Hans Teeuwen – Stefano Keizers

Hij had het gewoon moeten doen, Hans Teeuwen. ‘Wat dan?’, hoor ik je vragen. Nou, zijn meest recente show Stefano Keizers noemen natuurlijk! ‘Oh, en waarom dan?’ Omdat Stefano Keizers zijn meest recente show Hans Teeuwen noemde. Waarschijnlijk uit pure liefde voor het absurdisme, aangezien er nergens in zijn voorstelling ook verder maar iets over Hans Teeuwen gezegd wordt, naar het schijnt. Geweldig!

Hans Teeuwen liet echter een enorme kans liggen. Hij verzuimde om, evenals Keizers, zijn eer te betuigen aan datzelfde absurdisme waaraan hij zoveel te danken heeft. Wat deed Teeuwen? Hij noemde zijn voorstelling Nou lekker dan. Jammer, temeer daar Keizers (echte naam Gover Meit) gisteren bekendmaakte dat hij afscheid neemt van de naam Stefano Keizers.
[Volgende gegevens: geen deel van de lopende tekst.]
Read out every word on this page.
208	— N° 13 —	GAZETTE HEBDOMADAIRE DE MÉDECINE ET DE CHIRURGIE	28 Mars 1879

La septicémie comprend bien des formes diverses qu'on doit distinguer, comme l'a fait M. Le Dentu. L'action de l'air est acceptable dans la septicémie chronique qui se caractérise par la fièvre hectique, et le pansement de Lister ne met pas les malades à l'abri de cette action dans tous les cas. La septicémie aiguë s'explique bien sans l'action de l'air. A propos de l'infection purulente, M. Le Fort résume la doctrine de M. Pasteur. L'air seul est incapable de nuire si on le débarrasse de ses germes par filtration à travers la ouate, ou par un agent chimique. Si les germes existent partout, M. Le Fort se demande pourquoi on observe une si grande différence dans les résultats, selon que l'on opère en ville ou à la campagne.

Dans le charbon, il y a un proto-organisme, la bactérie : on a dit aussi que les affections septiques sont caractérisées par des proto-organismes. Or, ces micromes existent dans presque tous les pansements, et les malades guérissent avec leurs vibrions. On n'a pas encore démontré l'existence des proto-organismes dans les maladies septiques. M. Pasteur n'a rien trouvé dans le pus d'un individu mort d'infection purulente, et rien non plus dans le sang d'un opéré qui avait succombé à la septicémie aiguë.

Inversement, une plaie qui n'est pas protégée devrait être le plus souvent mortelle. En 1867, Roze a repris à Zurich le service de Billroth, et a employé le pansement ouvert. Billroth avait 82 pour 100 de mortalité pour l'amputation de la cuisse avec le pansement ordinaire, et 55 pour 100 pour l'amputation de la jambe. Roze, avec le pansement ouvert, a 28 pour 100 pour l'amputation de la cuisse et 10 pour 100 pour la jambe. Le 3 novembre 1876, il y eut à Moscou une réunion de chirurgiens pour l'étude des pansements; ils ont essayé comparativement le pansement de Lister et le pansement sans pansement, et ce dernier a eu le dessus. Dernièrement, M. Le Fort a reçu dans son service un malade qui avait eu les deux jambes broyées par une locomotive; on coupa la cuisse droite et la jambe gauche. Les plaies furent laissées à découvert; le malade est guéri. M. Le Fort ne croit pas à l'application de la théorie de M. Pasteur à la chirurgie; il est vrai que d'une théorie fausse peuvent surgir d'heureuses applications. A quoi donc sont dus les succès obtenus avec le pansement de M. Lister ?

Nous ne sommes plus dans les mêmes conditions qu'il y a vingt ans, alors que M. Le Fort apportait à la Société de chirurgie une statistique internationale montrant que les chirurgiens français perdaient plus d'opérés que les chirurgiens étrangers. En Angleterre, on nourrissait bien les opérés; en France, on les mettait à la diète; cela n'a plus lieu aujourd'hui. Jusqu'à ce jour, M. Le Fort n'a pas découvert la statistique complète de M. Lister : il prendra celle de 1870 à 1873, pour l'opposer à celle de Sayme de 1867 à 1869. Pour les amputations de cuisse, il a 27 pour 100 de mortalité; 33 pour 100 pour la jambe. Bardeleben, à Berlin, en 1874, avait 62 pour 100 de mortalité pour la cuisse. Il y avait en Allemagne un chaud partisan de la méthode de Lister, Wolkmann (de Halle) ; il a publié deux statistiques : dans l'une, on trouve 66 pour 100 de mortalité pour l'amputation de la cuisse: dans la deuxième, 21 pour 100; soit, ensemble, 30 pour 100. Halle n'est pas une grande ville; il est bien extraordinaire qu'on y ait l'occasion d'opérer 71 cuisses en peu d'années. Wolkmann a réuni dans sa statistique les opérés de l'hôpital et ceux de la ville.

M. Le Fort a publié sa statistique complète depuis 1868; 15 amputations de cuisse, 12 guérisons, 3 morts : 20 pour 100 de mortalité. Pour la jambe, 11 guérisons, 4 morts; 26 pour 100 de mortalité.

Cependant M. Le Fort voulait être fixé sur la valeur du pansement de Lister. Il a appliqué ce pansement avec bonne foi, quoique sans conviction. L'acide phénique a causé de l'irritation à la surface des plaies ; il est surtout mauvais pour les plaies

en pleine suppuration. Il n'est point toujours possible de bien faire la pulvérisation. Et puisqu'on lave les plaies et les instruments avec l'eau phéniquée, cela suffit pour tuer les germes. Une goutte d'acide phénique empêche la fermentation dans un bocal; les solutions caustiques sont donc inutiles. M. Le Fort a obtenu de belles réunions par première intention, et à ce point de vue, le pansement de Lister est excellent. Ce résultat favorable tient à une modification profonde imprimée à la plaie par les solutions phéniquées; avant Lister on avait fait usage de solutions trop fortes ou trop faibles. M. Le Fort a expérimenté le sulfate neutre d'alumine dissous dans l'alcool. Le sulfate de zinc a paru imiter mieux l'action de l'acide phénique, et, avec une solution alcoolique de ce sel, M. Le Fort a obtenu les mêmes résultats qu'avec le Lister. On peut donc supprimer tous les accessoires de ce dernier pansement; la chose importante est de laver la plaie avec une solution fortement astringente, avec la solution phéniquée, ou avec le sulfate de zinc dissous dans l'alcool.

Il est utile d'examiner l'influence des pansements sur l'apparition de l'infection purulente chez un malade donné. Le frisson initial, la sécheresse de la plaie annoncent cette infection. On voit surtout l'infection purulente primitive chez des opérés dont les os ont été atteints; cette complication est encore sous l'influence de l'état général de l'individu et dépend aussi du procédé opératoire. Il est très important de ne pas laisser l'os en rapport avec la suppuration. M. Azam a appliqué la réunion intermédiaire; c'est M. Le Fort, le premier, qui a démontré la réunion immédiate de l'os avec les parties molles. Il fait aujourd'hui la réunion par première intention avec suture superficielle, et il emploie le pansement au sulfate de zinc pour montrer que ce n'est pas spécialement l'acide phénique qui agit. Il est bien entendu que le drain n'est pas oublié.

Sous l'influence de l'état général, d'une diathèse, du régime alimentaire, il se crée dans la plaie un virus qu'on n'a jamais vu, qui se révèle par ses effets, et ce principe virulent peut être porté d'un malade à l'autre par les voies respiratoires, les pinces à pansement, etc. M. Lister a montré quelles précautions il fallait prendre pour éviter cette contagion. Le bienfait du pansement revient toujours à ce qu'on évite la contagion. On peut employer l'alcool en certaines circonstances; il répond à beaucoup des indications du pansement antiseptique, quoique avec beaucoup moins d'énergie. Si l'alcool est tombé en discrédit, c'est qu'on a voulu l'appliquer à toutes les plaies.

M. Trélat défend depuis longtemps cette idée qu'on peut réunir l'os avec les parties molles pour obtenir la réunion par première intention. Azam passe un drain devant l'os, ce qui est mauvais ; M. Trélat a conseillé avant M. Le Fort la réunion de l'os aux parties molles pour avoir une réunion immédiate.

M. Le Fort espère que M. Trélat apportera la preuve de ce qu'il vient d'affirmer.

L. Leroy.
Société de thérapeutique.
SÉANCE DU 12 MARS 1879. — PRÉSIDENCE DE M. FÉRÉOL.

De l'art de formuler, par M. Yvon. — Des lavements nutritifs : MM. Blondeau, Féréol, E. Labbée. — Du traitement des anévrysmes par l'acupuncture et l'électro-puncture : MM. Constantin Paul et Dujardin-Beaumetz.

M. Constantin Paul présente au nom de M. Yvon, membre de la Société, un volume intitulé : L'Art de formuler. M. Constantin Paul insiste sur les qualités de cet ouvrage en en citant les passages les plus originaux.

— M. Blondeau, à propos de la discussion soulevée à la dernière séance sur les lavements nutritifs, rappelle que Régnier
Nou ja, misschien dat Teeuwen vriend en vijand ooit nog eens verrast, door, ergens in 2033 – als iedereen Gover Meits oude alter ego al lang vergeten is – zijn nieuwste show alsnog de naam Stefano Keizers te geven. Ja, dat zou wat zijn!

Formeren kun je leren

Ik zat het NOS-journaal te kijken vanavond, en de strekking van het item over de kabinetsformatie was eigenlijk: ‘Ze moeten zich allemaal schamen, daar in Den Haag!’ En degene die dat bericht mocht duiden heette Ron, een man met pluizige grijze plukken op zijn hoofd en een André van Duin-mondje. En ondanks die plukken en dat mondje dacht ik: ‘Zou het niet wat voor hém zijn, formateur?’

Niksen

De radioreclame, vanochtend om 08:00 uur (of was het 09:00 uur??). Tijdens het opruimen van de ontbijttafel registreert mijn brein slechts flarden van wat er aan net niet goed verstaanbare geluiden uit de radio komt. ‘…..Nikson/Nixen…..’.

Het kan natuurlijk een reclame zijn voor een boek of documentaire over de controversiële 37e president van de Verenigde Staten, maar ik hoop stiekem dat het er een is voor een zelfhulpboek voor hen die het vervelen verleerd zijn.

Nixon

Fresku heeft gelijk

Wijze woorden van Fresku, dit weekend in het Volkskrant Magazine (weekendwijsheid, 18-01-2020). De Eindhovense rapper heeft een gezin en een drukke baan en worstelt net als een groot deel van de bevolking met het (eerlijk) verdelen van de aandacht tussen die twee.  ‘Als ik weer bedenk dat iets belangrijk is (…) kan ik daar helemaal in opgaan, loopt mijn agenda vol en blijft er nóg minder tijd over voor mijn gezin.’ Herkenbaar. Maar ook zijn oplossing voor dit probleem is gelukkig herkenbaar, en bevestigt mijn eigen ideeën hieromtrent: ‘Door verhalen te vertellen aan mijn kinderen, of samen een eigen spelbord voor Dungeons en Dragons te bedenken; wanneer zij iets verzinnen, zit ik het soms de hele nacht uit te tekenen. Het levert geen nieuw werk op, geen geld of bekendheid, maar het helpt wél om op een natuurlijke manier bij mijn gezin betrokken te blijven.’

Aanvankelijk was mijn zoontje (4) steevast jaloers als ik in zijn bijzijn een muziekinstrument bespeelde, maar gaandeweg accepteerde hij dat een liedje voor het slapengaan bij papa betekende dat papa zichzelf begeleidde op gitaar. En op een bepaald moment gebeurde het: papa bedacht zelf liedjes bij de leefwereld van zoonlief. Zelfbedachte liedjes over Thomas de trein, dino’s, bouwmachines, mammoeten, noem ze maar op. Er is geen kinderinteresse zo breed of er is een tekst, melodie, couplet, refrein en brug bij te verzinnen.

Het leukst is het om aan te sluiten op wat er zojuist nog is voorgelezen. Ik weet niet hoeveel liedjes er in de Nederlandse taal over de quetzalcoatlus zijn gemaakt, maar sinds afgelopen week is het er in elk geval één. Het zal nooit een hit worden op de nationale radio, Spotify of zelfs maar Soundcloud, maar het bestaat, want ergens klonk het een keer heel zachtjes uit de enige bovenverdieping van een knusse, kleine vinexwoning.